当院の様な都会の真ん中でも,つつが虫病を年に一人くらい発見します。治療は簡単ですが,初期に診断を誤ると死亡することもあります。大学や大病院でも,診断に失敗して死者が出ています。アウトドアブーム,渓流釣,ガーデニングでだにに刺されて感染します。自然ブームの恐ろしい影のほんのひとつです。アメリカ中西部で死者が出て問題になったライム病も似た病気です。決して自然は人にやさしくはありませんし,健康的でもありません。動物も動物園で飼った方が長生きします。犬猫も室内で飼ったほうが長生きします。放し飼いにすると白血病ウイルスに感染したりするからです。とき繁殖センターでも,天然のどじょうでなく,寄生虫の少ないどじょうを与えたほうが長生きするのが確認されています。これらから解るように,寄生虫・感染症は確実に寿命を縮めているのです。発展途上国の低栄養に,寄生虫が体力を奪い,さらに感染症で多くの幼い命が奪われるのです。

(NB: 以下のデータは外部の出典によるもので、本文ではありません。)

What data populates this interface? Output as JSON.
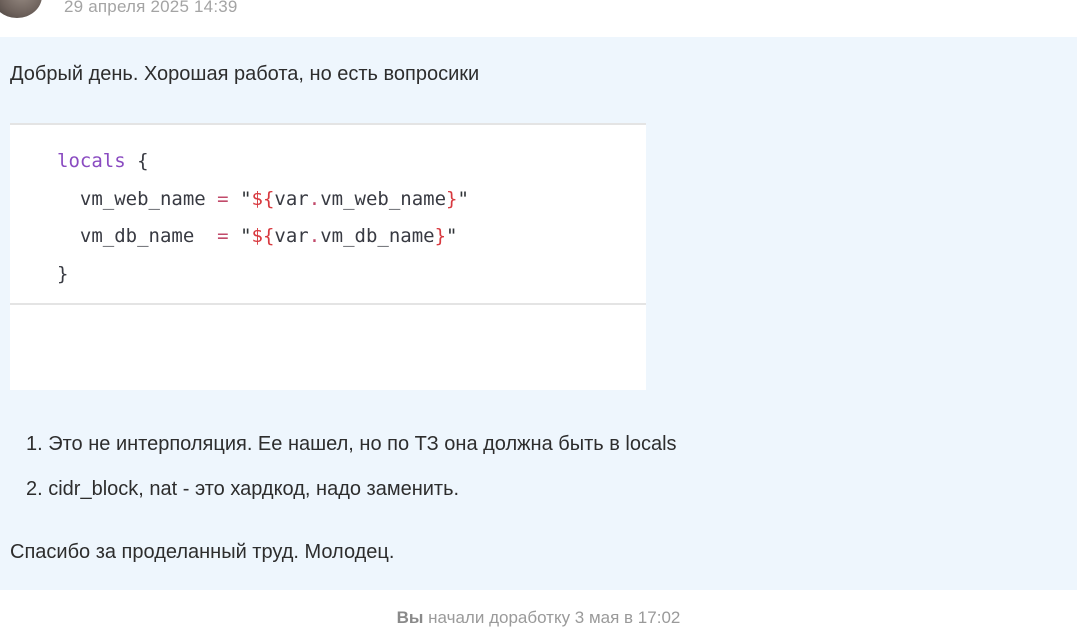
{
  "header": {
    "timestamp": "29 апреля 2025 14:39",
    "avatar_icon": "user-avatar"
  },
  "message": {
    "greeting": "Добрый день. Хорошая работа, но есть вопросики",
    "code": {
      "language": "hcl",
      "lines": [
        "locals {",
        "  vm_web_name = \"${var.vm_web_name}\"",
        "  vm_db_name  = \"${var.vm_db_name}\"",
        "}"
      ]
    },
    "list": [
      "1. Это не интерполяция. Ее нашел, но по ТЗ она должна быть в locals",
      "2. cidr_block, nat - это хардкод, надо заменить."
    ],
    "thanks": "Спасибо за проделанный труд. Молодец."
  },
  "footer": {
    "who": "Вы",
    "text": " начали доработку 3 мая в 17:02"
  },
  "colors": {
    "message_bg": "#eef6fd",
    "keyword": "#8a4bc1",
    "interpolation": "#d8393f",
    "muted_text": "#a4a4a4"
  }
}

癌だ,生活習慣病だと騒いでいますが,騒げるのは一部の国のみ,世界的に見れば,死因の第一位と二位は結核とマラリアです。寄生虫は人類の寿命を縮める最大要因の一つです。寄生虫は根絶すべきもので,根絶して悪い理由などまったくないのです。

清潔が良いに決まっています。それら人類の成果の一つとして,食品は加熱処理するというのが原則です。寄生虫と細菌感染を防ぐためです。 O−157も,のどもと過ぎればなんとやら。町では生レバーを出す店も増えています。淡水魚の刺身や寿司といい,とりの刺身といい,繰り返しますが,グルメを煽るのもいい加減にしろです。